By Claire West
A new small claims track has today (Monday) been introduced to the Patents County Court (PCC), which will speed up the court process and make it cheaper and easier, particularly for small and medium sized businesses, to protect their intellectual property (IP) rights.
The small claims track will provide copyright, trade mark and unregistered design holders the option of pursuing basic IP disputes through an informal hearing, without legal representation.
This is expected to reduce significantly the cost of pursuing IP infringement cases. Claims allocated to the small claims track will be subject to cost restrictions of £5,000 or less to ensure they are proportionate to what is at stake.
Welcoming the announcement, Business Minister Michael Fallon said:
“Small firms, whose intellectual property has been infringed, will have today a simpler and easier way to take their cases forward, by writing direct to the judge and setting out the issues.

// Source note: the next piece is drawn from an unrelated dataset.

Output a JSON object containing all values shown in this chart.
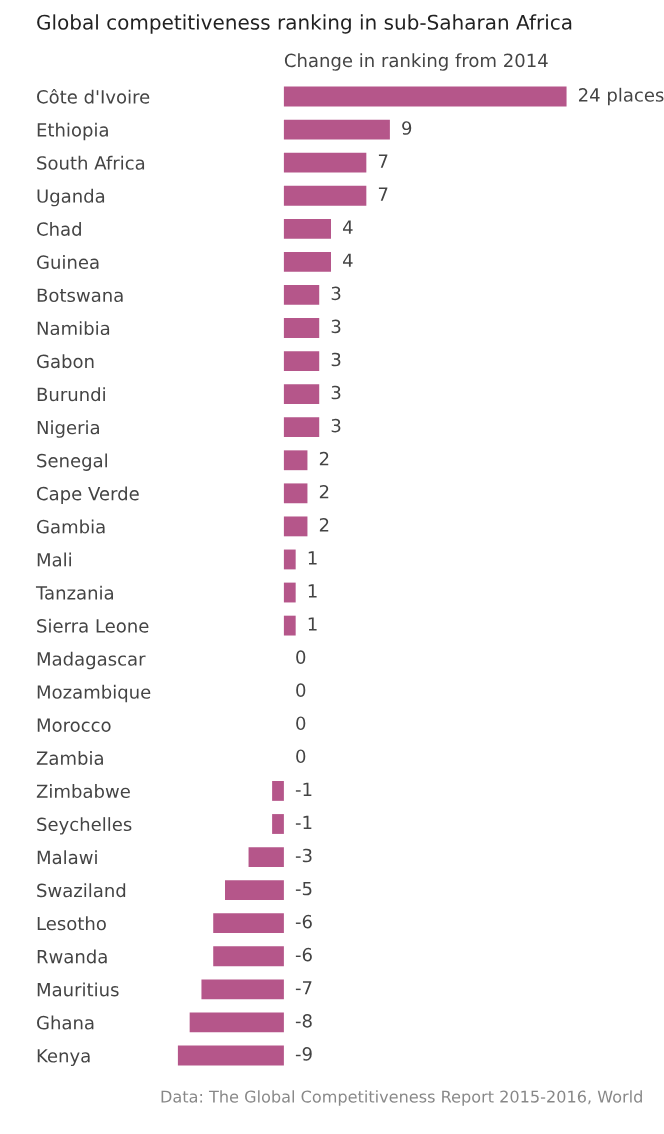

“Lower legal costs will make it easier for entrepreneurs to protect their creative ideas where they had previously struggled to access justice in what could often be an expensive progress. A smarter and cheaper process is good for business and helping businesses make the most of their intellectual property is good for the economy.”

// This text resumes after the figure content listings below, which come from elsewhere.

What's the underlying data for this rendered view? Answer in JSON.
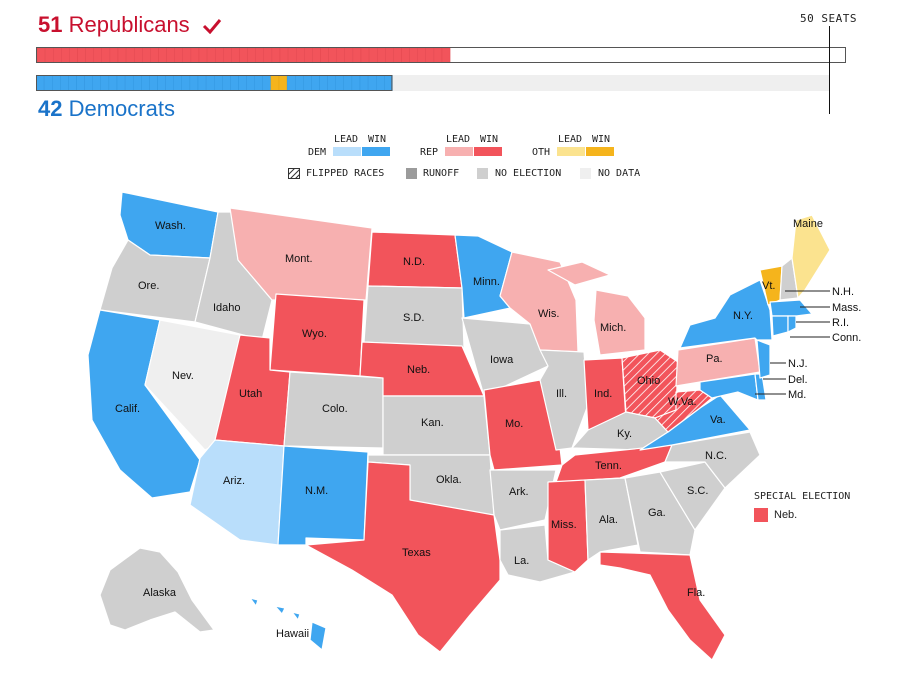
{
  "header": {
    "rep_count": "51",
    "rep_label": "Republicans",
    "dem_count": "42",
    "dem_label": "Democrats",
    "seats_label": "50 SEATS"
  },
  "legend": {
    "lead": "LEAD",
    "win": "WIN",
    "dem": "DEM",
    "rep": "REP",
    "oth": "OTH",
    "flipped": "FLIPPED RACES",
    "runoff": "RUNOFF",
    "no_election": "NO ELECTION",
    "no_data": "NO DATA"
  },
  "colors": {
    "dem_win": "#3fa6f0",
    "dem_lead": "#b9defb",
    "rep_win": "#f2545b",
    "rep_lead": "#f7b0b0",
    "oth_win": "#f5b41c",
    "oth_lead": "#fbe38f",
    "runoff": "#9b9b9b",
    "no_election": "#cfcfcf",
    "no_data": "#efefef"
  },
  "seat_bars": {
    "total_seats": 100,
    "rep_seats": 51,
    "dem_seats": 42,
    "oth_seats": 2
  },
  "states": {
    "wash": "Wash.",
    "ore": "Ore.",
    "calif": "Calif.",
    "nev": "Nev.",
    "idaho": "Idaho",
    "mont": "Mont.",
    "wyo": "Wyo.",
    "utah": "Utah",
    "ariz": "Ariz.",
    "colo": "Colo.",
    "nm": "N.M.",
    "nd": "N.D.",
    "sd": "S.D.",
    "neb": "Neb.",
    "kan": "Kan.",
    "okla": "Okla.",
    "texas": "Texas",
    "minn": "Minn.",
    "iowa": "Iowa",
    "mo": "Mo.",
    "ark": "Ark.",
    "la": "La.",
    "wis": "Wis.",
    "ill": "Ill.",
    "mich": "Mich.",
    "ind": "Ind.",
    "ohio": "Ohio",
    "ky": "Ky.",
    "tenn": "Tenn.",
    "miss": "Miss.",
    "ala": "Ala.",
    "ga": "Ga.",
    "fla": "Fla.",
    "sc": "S.C.",
    "nc": "N.C.",
    "va": "Va.",
    "wva": "W.Va.",
    "pa": "Pa.",
    "ny": "N.Y.",
    "vt": "Vt.",
    "maine": "Maine",
    "nh": "N.H.",
    "mass": "Mass.",
    "ri": "R.I.",
    "conn": "Conn.",
    "nj": "N.J.",
    "del": "Del.",
    "md": "Md.",
    "alaska": "Alaska",
    "hawaii": "Hawaii"
  },
  "special": {
    "title": "SPECIAL ELECTION",
    "state": "Neb."
  }
}
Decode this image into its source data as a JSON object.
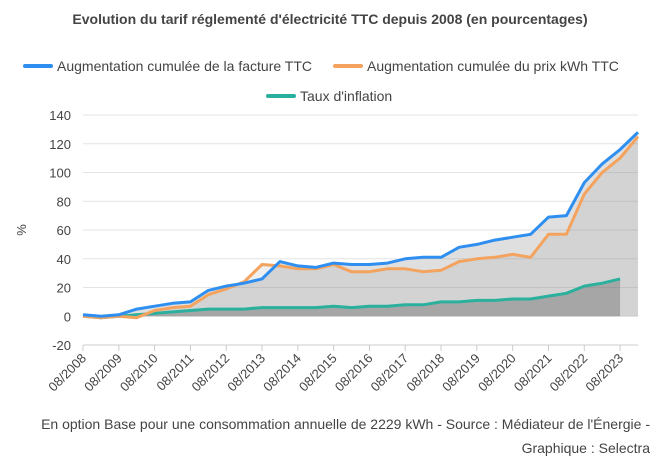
{
  "chart_data": {
    "type": "line",
    "title": "Evolution du tarif réglementé d'électricité TTC depuis 2008 (en pourcentages)",
    "y_label": "%",
    "footnote": "En option Base pour une consommation annuelle de 2229 kWh - Source : Médiateur de l'Énergie - Graphique : Selectra",
    "categories": [
      "08/2008",
      null,
      "08/2009",
      null,
      "08/2010",
      null,
      "08/2011",
      null,
      "08/2012",
      null,
      "08/2013",
      null,
      "08/2014",
      null,
      "08/2015",
      null,
      "08/2016",
      null,
      "08/2017",
      null,
      "08/2018",
      null,
      "08/2019",
      null,
      "08/2020",
      null,
      "08/2021",
      null,
      "08/2022",
      null,
      "08/2023",
      null
    ],
    "series": [
      {
        "name": "Augmentation cumulée de la facture TTC",
        "color": "#2e8ff0",
        "fill": "rgba(150,150,150,0.3)",
        "values": [
          1,
          0,
          1,
          5,
          7,
          9,
          10,
          18,
          21,
          23,
          26,
          38,
          35,
          34,
          37,
          36,
          36,
          37,
          40,
          41,
          41,
          48,
          50,
          53,
          55,
          57,
          69,
          70,
          93,
          106,
          116,
          128
        ]
      },
      {
        "name": "Augmentation cumulée du prix kWh TTC",
        "color": "#f4a35f",
        "fill": "rgba(150,150,150,0.15)",
        "values": [
          0,
          -1,
          0,
          -1,
          4,
          6,
          7,
          15,
          19,
          24,
          36,
          35,
          33,
          33,
          36,
          31,
          31,
          33,
          33,
          31,
          32,
          38,
          40,
          41,
          43,
          41,
          57,
          57,
          85,
          100,
          110,
          125
        ]
      },
      {
        "name": "Taux d'inflation",
        "color": "#2ab09c",
        "fill": "rgba(110,110,110,0.45)",
        "values": [
          0,
          -1,
          0,
          1,
          2,
          3,
          4,
          5,
          5,
          5,
          6,
          6,
          6,
          6,
          7,
          6,
          7,
          7,
          8,
          8,
          10,
          10,
          11,
          11,
          12,
          12,
          14,
          16,
          21,
          23,
          26,
          null
        ]
      }
    ],
    "ylim": [
      -20,
      140
    ],
    "yticks": [
      -20,
      0,
      20,
      40,
      60,
      80,
      100,
      120,
      140
    ],
    "grid": true
  }
}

The introduction of the PCC small claims track is the latest addition to a catalogue of important reforms that the Government has driven through to simplify and streamline court procedures. Changes already introduced include a cap on damages and a limit on legal costs. Both measures have reduced the cost and complexity of legal action for businesses.
In addition to today’s changes, the Intellectual Property Office (IPO) provides numerous alternatives to court action for resolving IP disputes, including hearings before an IPO tribunal, or using the IPO’s mediation services. It recommends that legal action is only taken as a last resort.